The signage created by this driver is not strictly speaking a “bumper sticker.” First, the frame he’s constructed atop the truck bed gate isn’t the bumper. And although he “sticks” them into the frame, he prints the text from his computer out onto ordinary 8.5 x 11 inches sheets of paper and pieces them together into a single message.

He creates a new message whenever he “feels inspired.” And given the relatively short lifespan of ordinary paper in outdoor conditions, we figure the maintenance of fresh-looking messages requires relatively frequent inspiration.

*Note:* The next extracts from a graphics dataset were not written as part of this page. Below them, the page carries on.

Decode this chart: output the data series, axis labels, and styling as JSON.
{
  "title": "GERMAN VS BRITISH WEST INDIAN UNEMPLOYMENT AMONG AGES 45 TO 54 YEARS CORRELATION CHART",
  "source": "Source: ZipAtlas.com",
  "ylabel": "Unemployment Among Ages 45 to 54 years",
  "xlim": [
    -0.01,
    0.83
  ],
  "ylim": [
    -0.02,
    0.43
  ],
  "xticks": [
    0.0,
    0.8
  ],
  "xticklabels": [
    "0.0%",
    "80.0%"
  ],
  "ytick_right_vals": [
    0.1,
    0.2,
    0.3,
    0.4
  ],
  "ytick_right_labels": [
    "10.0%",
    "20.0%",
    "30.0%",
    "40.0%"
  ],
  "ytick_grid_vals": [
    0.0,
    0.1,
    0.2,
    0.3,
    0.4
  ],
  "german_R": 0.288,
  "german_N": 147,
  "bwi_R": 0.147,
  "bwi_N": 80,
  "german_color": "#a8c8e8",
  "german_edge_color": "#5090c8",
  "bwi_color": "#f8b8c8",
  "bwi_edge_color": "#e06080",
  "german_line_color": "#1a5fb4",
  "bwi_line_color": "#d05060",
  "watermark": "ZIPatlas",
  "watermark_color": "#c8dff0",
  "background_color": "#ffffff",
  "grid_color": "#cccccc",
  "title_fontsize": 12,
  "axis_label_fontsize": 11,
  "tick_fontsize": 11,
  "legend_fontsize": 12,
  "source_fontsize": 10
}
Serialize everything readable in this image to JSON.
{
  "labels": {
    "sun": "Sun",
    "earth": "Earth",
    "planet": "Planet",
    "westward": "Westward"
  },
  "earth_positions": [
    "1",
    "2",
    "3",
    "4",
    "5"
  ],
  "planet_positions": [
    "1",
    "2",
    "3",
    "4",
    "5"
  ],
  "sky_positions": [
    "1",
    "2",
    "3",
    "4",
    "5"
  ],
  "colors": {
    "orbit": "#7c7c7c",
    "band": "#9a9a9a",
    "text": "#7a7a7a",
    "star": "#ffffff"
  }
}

While it’s easy to imagine that the author of such a sign might be generally belligerent towards a long-bearded bicyclist like The Chronicle reporter who filed this piece, this proved to be far from the case. In fact, the bumper sticker author revealed he’s actually very much “against waste” and places great importance on the conservation of resources – resources he says the next generation might need. One example: the pickup truck he drives. He’s never bought a new vehicle with automatic transmission, on the principle that automatics are wasteful. A second example: he empties the half-filled plastic water bottles lying around the car wash before pitching them into a recycling bin, because hauling water around is a waste of energy.

Aside from one unpleasant encounter he described with a young man by the railroad tracks at 1st and Liberty, the bumper sticker author says mostly the reaction he gets from Ann Arborites to his somewhat right-wing slogans is a chuckle and a smile.